A New Jersey election law prohibits any “corporation carrying on the business of a bank” from donating to political parties. The New Jersey Bankers Association (NJBA), a trade group representing the interests of 88 banks in the state, challenged that law as unconstitutional. For those who follow disputes over U.S. campaign finance law, one might have expected that this case would be decided within a familiar framework: Under the Supreme Court’s well-established principle that campaign contributions are a constitutionally protected form of political speech, the restriction would only be permitted if it is narrowly tailored to advance the government’s compelling interest in preventing corruption or the appearance of corruption.

The federal appeals court’s surprising decision in this case, though, sidestepped that usual inquiry entirely. Instead, the court determined that the law in question did not apply to the NJBA in the first place. The court reasoned that the law applies only to “corporation[s] carrying on the business of a bank,” and because the banks’ trade association (the NJBA) does not itself make loans and receive deposits, the NJBA is not a “bank,” meaning the law does not prohibit the NJBA (as distinct from its member banks) from making political donations.

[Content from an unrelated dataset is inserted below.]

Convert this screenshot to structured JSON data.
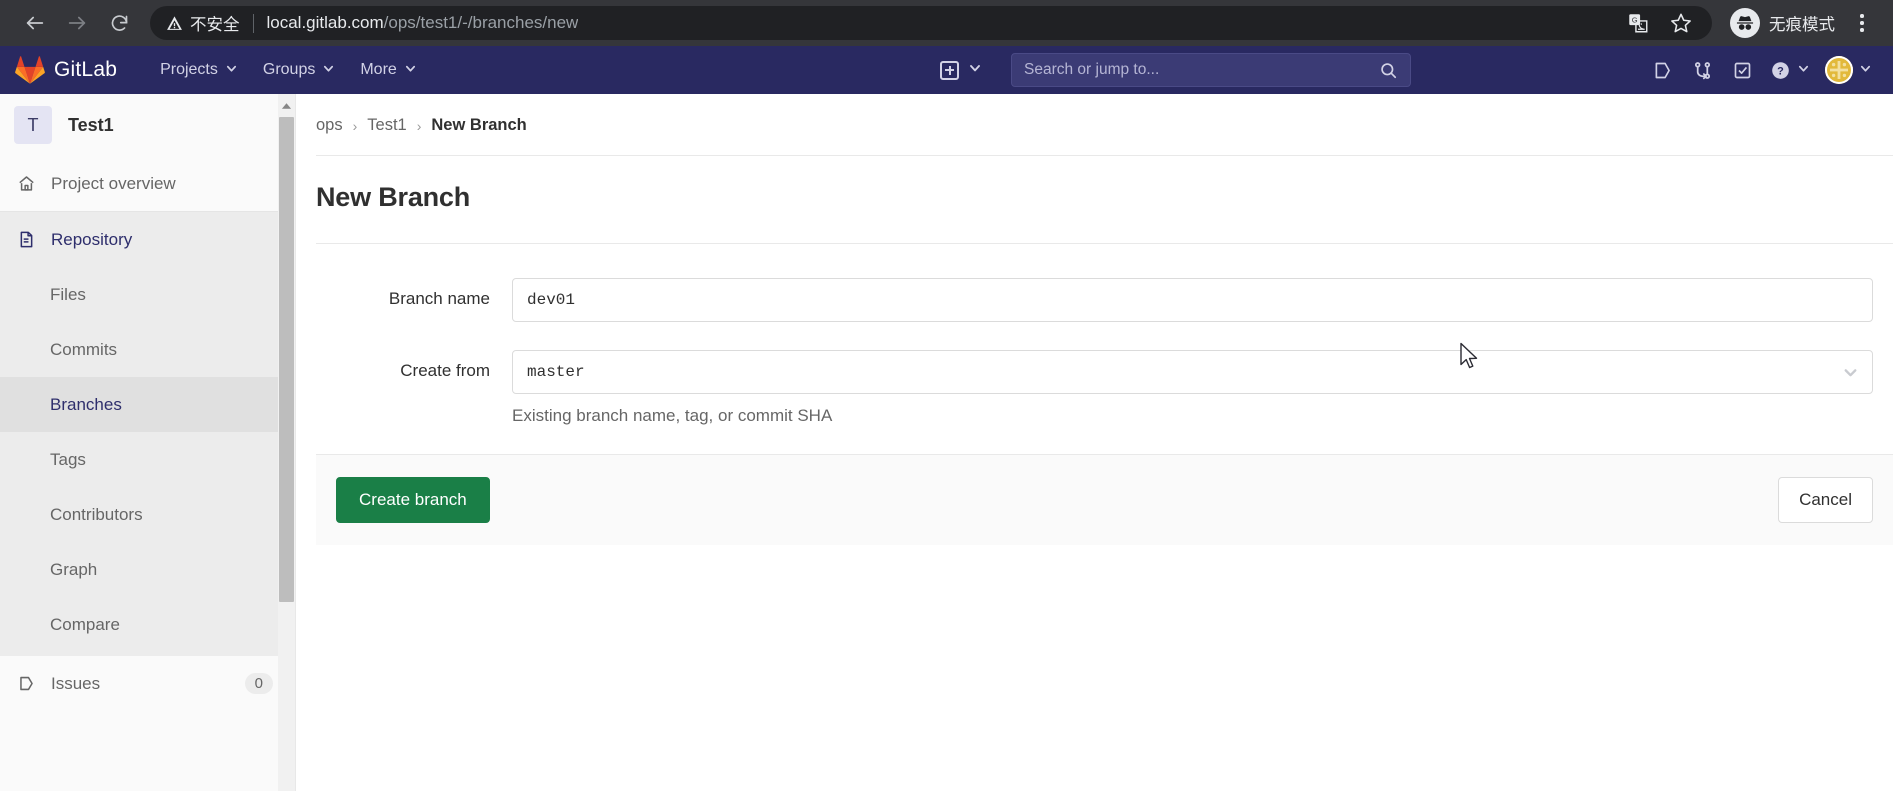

That reasoning is at least questionable as a purely linguistic matter. To “carry[] on” a business activity can mean both “to engage in or conduct” business oneself and “to develop [a business] beyond a stage already attained.” While a bank trade association does not do the former, it arguably does do the latter—for example, by lobbying against capital constraints that would impede the loan-making capacity of banks. But more importantly, the court’s narrow, literalist reading of the statute is inappropriate in light of its dangerous consequences for New Jersey’s efforts to restrict corruption and the appearance of corruption in the campaign finance system. The court’s ruling permits (at least for now) New Jersey to restrict banks’ campaign contributions, but allows the representative of those banks to make contributions on their behalf. That’s like saying your child isn’t allowed to reach in the cookie jar, but his friend can grab the cookie for him. This misguided decision has thus created a potentially gaping loophole, one allowing affluent industry groups to engage in campaign-related spending that would ordinarily be deemed to present such a high risk of corruption (or its appearance) that government regulation is justified.